Bazı kişiler tarafından “Açık kaynak” yazılım kavramı, özgür yazılım ile az çok aynı anlama gelen kategoriyi ifade etmek için kullanır. Kesinlikle aynı sınıf yazılım değillerdir: bizim çok kısıtlayıcı olduğunu düşündüğümüz lisansları kabul ediyorlar ve onların kabul etmediği bir sürü özgür yazılım lisansı var. Her nasılsa, kategori dahilinde farklılıklar küçük: neredeyse, tüm özgür yazılımlar, açık kaynak yazılımdır, ve neredeyse, tüm açık kaynak yazılımlar, özgür yazılımdır.

Biz “özgür yazılım” terimini tercih ediyoruz; çünkü, o özgürlüğe işaret eder—“açık kaynak” teriminin yapmadığı bir şey.

Kamuya açık yazılım

Kamuya açık yazılım, telif hakkı olmayan yazılımdır. Eğer, kaynak kod kamuya açık ise, bu bazı kopyalar veya değiştirilmiş sürümlerin, tamamen özgür olmayabileceği anlamına gelen copyleft olmayan özgür yazılım özel halidir.

Bazı durumlarda, çalıştırılabilir program kamuya açıktır ama kaynak kod mevcut değildir. Bu özgür yazılım değildir, çünkü özgür yazılım kaynak koda ulaşımı gerekli bulur. Bu arada, çoğu özgür yazılım kamuya açık değildir; telif hakkı vardır ve telif hakkı sahipleri, herkese özgürlük içinde kullanma izinlerini, bir özgür yazılım lisansı kullanarak yasal olarak vermiştir.

Bazen insanlar, “kamuya açık” terimini, gevşek bir biçimde, “özgür” veya “ücretsiz olarak mevcut” anlamında kullanır. Fakat, “kamuya açık” yasal bir terimdir ve kesinlikle “telif hakkı olmadığı” anlamına gelir. Açık anlamlılık için, sadece bu anlamı için “kamuya açık” terimini, başka anlamları ifade etmek için diğer terimleri kullanmanızı öneriyoruz.

Çoğu ülkenin imzaladığı Berne anlaşmasında, yazılmış her hangi bir şey direk olarak telif hakkına sahiptir.

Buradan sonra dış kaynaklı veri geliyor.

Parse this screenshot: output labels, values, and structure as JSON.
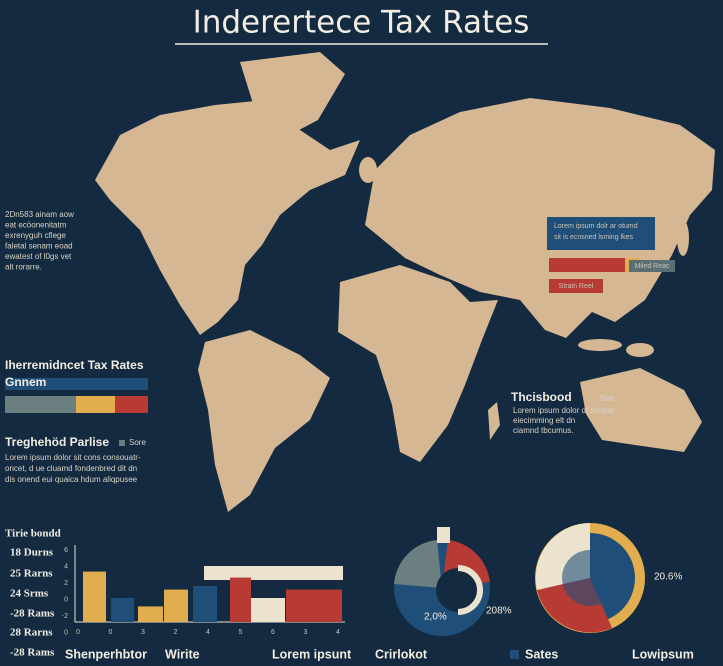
{
  "title": "Inderertece Tax Rates",
  "left_note": {
    "lines": [
      "2Dn583 ainam aow",
      "eat ecöonenitatm",
      "exrenyguh cflege",
      "faletal senam eoad",
      "ewatest of l0gs vet",
      "alt rorarre."
    ]
  },
  "legend_panel": {
    "title": "Iherremidncet Tax Rates",
    "subtitle": "Gnnem",
    "label": "Treghehöd Parlise",
    "key": "Sore",
    "lines": [
      "Lorem ipsum dolor sit cons consouatr-",
      "oncet, d ue cluamd fondenbred dit dn",
      "dis onend eui quaica hdum aliqpusee"
    ]
  },
  "map_callout": {
    "lines": [
      "Lorem ipsum dolr ar otumd",
      "sit is ecnsned lsming lkes"
    ],
    "tag": "Miled Reac",
    "badge": "Strain Reel"
  },
  "side_note": {
    "title": "Thcisbood",
    "key": "Sne",
    "lines": [
      "Lorem ipsum dolor dt sorstsr",
      "eiecimming elt dn",
      "ciamnd tbcumus."
    ]
  },
  "bar_chart": {
    "title": "Tirie bondd",
    "row_labels": [
      "18 Durns",
      "25 Rarns",
      "24 Srms",
      "-28 Rams",
      "28 Rarns",
      "-28 Rams"
    ],
    "axis_labels": [
      "6",
      "4",
      "2",
      "0",
      "-2",
      "0"
    ],
    "x_labels": [
      "0",
      "0",
      "3",
      "2",
      "4",
      "5",
      "6",
      "3",
      "4"
    ],
    "values": [
      4.2,
      2,
      1.3,
      2.7,
      3,
      3.7,
      2,
      2.7
    ],
    "colors": [
      "#e2ad4e",
      "#1f4e79",
      "#e2ad4e",
      "#e2ad4e",
      "#1f4e79",
      "#b83a35",
      "#ece3cf",
      "#b83a35"
    ]
  },
  "donut_labels": [
    "2,0%",
    "208%",
    "20.6%"
  ],
  "footer": [
    "Shenperhbtor",
    "Wirite",
    "Lorem ipsunt",
    "Crirlokot",
    "Sates",
    "Lowipsum"
  ]
}
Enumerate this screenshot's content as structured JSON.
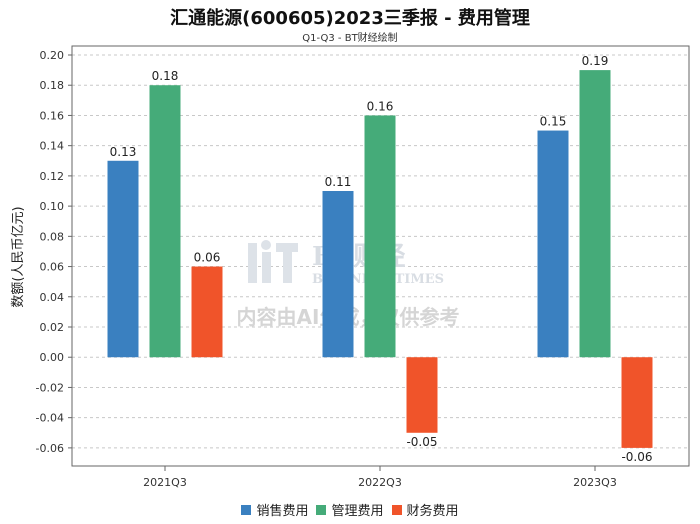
{
  "chart_data": {
    "type": "bar",
    "title": "汇通能源(600605)2023三季报 - 费用管理",
    "subtitle": "Q1-Q3 - BT财经绘制",
    "xlabel": "",
    "ylabel": "数额(人民币亿元)",
    "ylim": [
      -0.07,
      0.21
    ],
    "yticks": [
      "0.20",
      "0.18",
      "0.16",
      "0.14",
      "0.12",
      "0.10",
      "0.08",
      "0.06",
      "0.04",
      "0.02",
      "0.00",
      "-0.02",
      "-0.04",
      "-0.06"
    ],
    "categories": [
      "2021Q3",
      "2022Q3",
      "2023Q3"
    ],
    "series": [
      {
        "name": "销售费用",
        "color": "#3a80c0",
        "values": [
          0.13,
          0.11,
          0.15
        ],
        "labels": [
          "0.13",
          "0.11",
          "0.15"
        ]
      },
      {
        "name": "管理费用",
        "color": "#45ab79",
        "values": [
          0.18,
          0.16,
          0.19
        ],
        "labels": [
          "0.18",
          "0.16",
          "0.19"
        ]
      },
      {
        "name": "财务费用",
        "color": "#f0542a",
        "values": [
          0.06,
          -0.05,
          -0.06
        ],
        "labels": [
          "0.06",
          "-0.05",
          "-0.06"
        ]
      }
    ],
    "grid": true,
    "legend_position": "bottom-center"
  },
  "watermark": {
    "logo_text": "BT财经",
    "logo_sub": "BUSINESS TIMES",
    "note": "内容由AI生成，仅供参考"
  }
}
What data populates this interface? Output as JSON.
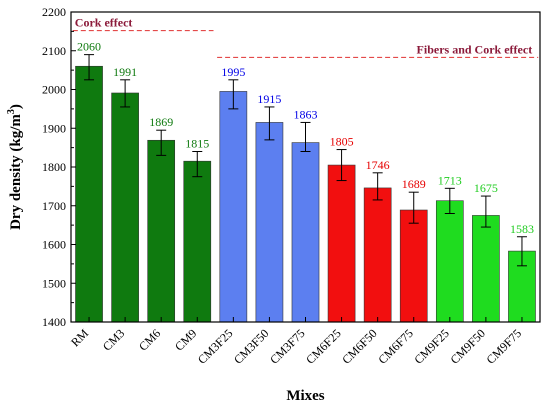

Bu durum programları da içeriyor. Böylece, eğer yazdığınız bir programı kamuya açık olmasını istiyorsanız, telif hakkını çıkarmak için bazı yasal adımlardan geçmek zorundasınız; yoksa, program telif hakkına sahiptir.

Copyleft yazılım

Copyleft yazılım, dağıtım koşullarında, bütün kopyaların ve bütün sürümlerin az çok aynı dağıtım koşullarını temin eden özgür yazılımdır. Örneğin bu, copyleft lisanlar genellikle diğerlerinin yazılıma ek koşullar eklemesine izin vermez (yine de bazı sınırlı sayıda koşulların eklenmesine izin verilebilmektedir) ve kaynak kodunun herkes tarafından erişilebilir olarak bulundurulmasını gerektirir anlamlarına gelir. Bu, programı ve değiştirilmiş sürümlerini mülk yazılım haline getirmenin bazı bilindik yollarından bir kalkan gibi korur.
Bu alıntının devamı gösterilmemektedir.